Nebius is leading a new era in cloud infrastructure for the global AI economy. They are seeking a Senior Software Systems Engineer to enhance and optimize the core components of their Cloud platform, focusing on GPU computing and InfiniBand networks. The role involves tuning performance, analyzing issues, integrating new hardware, and enhancing automation systems for monitoring and resolution in complex environments.
Responsibilities:
- Tuning the performance of GPU clusters and InfiniBand networks to ensure optimal operation in HPC and GPU-based environments
- Analyzing and troubleshooting the root cause of issues related to GPUs and InfiniBand networks, and proposing corrective actions
- Integrating new hardware into the existing infrastructure, including support for new GPU hardware through software stacks like Kubernetes, QEMU, and KVM
- Enhancing automation systems for proactive monitoring, detecting, and resolving issues in GPU and InfiniBand environments
- Configuring and managing GPU devices and InfiniBand fabrics, ensuring efficient and reliable operation
Requirements:
- 5+ years of professional experience in system-level software development (focused on performance optimization, low-level programming)

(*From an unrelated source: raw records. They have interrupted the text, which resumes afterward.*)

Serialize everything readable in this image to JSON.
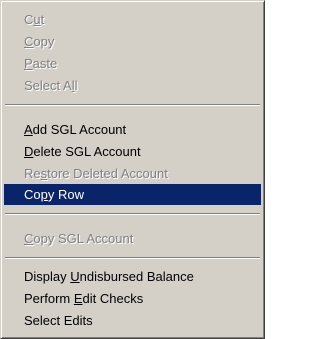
{
  "colors": {
    "menu_background": "#d4d0c8",
    "highlight": "#0a246a",
    "disabled_text": "#808080"
  },
  "menu": {
    "cut": {
      "pre": "C",
      "mn": "u",
      "post": "t",
      "enabled": false
    },
    "copy": {
      "pre": "",
      "mn": "C",
      "post": "opy",
      "enabled": false
    },
    "paste": {
      "pre": "",
      "mn": "P",
      "post": "aste",
      "enabled": false
    },
    "select_all": {
      "pre": "Select A",
      "mn": "l",
      "post": "l",
      "enabled": false
    },
    "add_sgl_account": {
      "pre": "",
      "mn": "A",
      "post": "dd SGL Account",
      "enabled": true
    },
    "delete_sgl_account": {
      "pre": "",
      "mn": "D",
      "post": "elete SGL Account",
      "enabled": true
    },
    "restore_deleted_account": {
      "pre": "Re",
      "mn": "s",
      "post": "tore Deleted Account",
      "enabled": false
    },
    "copy_row": {
      "pre": "Co",
      "mn": "p",
      "post": "y Row",
      "enabled": true,
      "selected": true
    },
    "copy_sgl_account": {
      "pre": "",
      "mn": "C",
      "post": "opy SGL Account",
      "enabled": false
    },
    "display_undisbursed_balance": {
      "pre": "Display ",
      "mn": "U",
      "post": "ndisbursed Balance",
      "enabled": true
    },
    "perform_edit_checks": {
      "pre": "Perform ",
      "mn": "E",
      "post": "dit Checks",
      "enabled": true
    },
    "select_edits": {
      "pre": "Select Edits",
      "mn": "",
      "post": "",
      "enabled": true
    }
  }
}
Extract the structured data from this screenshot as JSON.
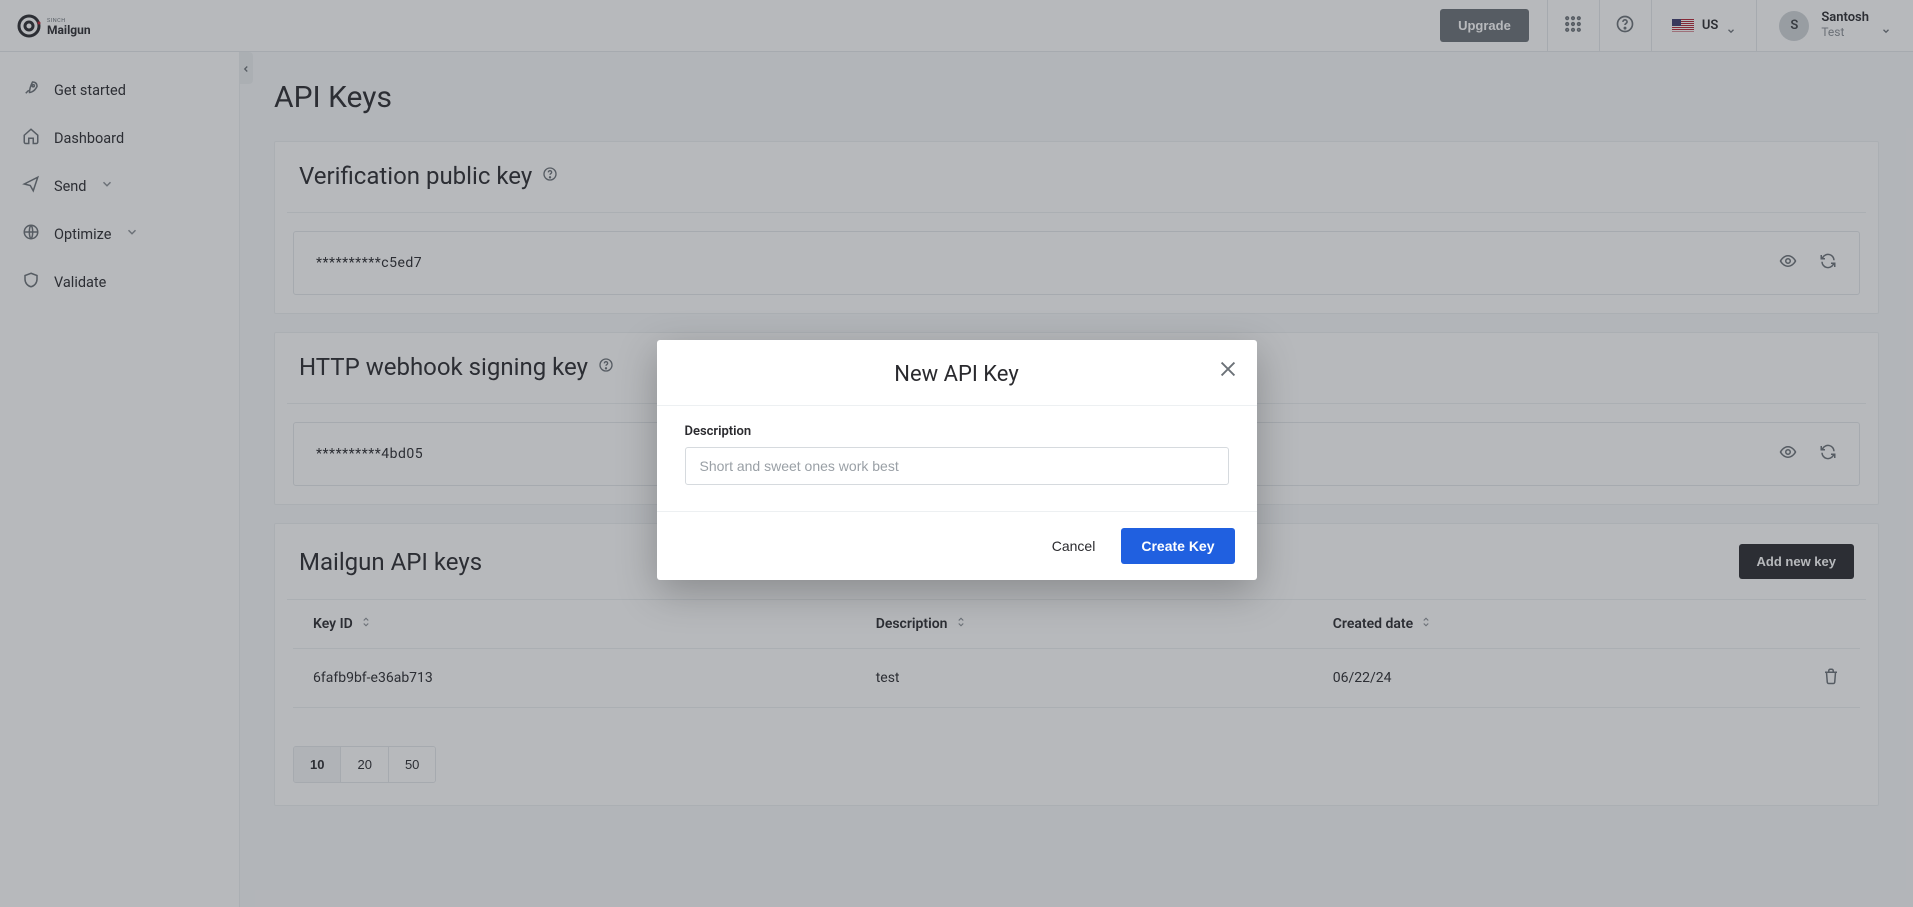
{
  "header": {
    "upgrade_label": "Upgrade",
    "region_code": "US",
    "user_name": "Santosh",
    "user_org": "Test",
    "avatar_initial": "S"
  },
  "sidebar": {
    "items": [
      {
        "icon": "rocket-icon",
        "label": "Get started",
        "expandable": false
      },
      {
        "icon": "home-icon",
        "label": "Dashboard",
        "expandable": false
      },
      {
        "icon": "send-icon",
        "label": "Send",
        "expandable": true
      },
      {
        "icon": "globe-icon",
        "label": "Optimize",
        "expandable": true
      },
      {
        "icon": "shield-icon",
        "label": "Validate",
        "expandable": false
      }
    ]
  },
  "page": {
    "title": "API Keys"
  },
  "verification_panel": {
    "title": "Verification public key",
    "key_masked": "**********c5ed7"
  },
  "webhook_panel": {
    "title": "HTTP webhook signing key",
    "key_masked": "**********4bd05"
  },
  "mailgun_panel": {
    "title": "Mailgun API keys",
    "add_button": "Add new key",
    "columns": {
      "key_id": "Key ID",
      "description": "Description",
      "created": "Created date"
    },
    "rows": [
      {
        "key_id": "6fafb9bf-e36ab713",
        "description": "test",
        "created": "06/22/24"
      }
    ],
    "page_sizes": [
      "10",
      "20",
      "50"
    ],
    "active_page_size": "10"
  },
  "modal": {
    "title": "New API Key",
    "field_label": "Description",
    "placeholder": "Short and sweet ones work best",
    "cancel": "Cancel",
    "create": "Create Key"
  }
}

- 3+ years of hands-on experience with Linux systems (administration, troubleshooting, and performance tuning)
- In-depth understanding of server architecture, including PCIe devices, NICs, Linux OS/Kernel, and high-performance computing (HPC) systems
- Strong proficiency in one or more performance-oriented programming languages (C/C++, Go, Python)
- Experience with GPU end-to-end testing in a cluster environment using InfiniBand networking
- Proven track record of analyzing and optimizing the performance of HPC workloads (e.g., simulations, data analysis, AI/ML workloads)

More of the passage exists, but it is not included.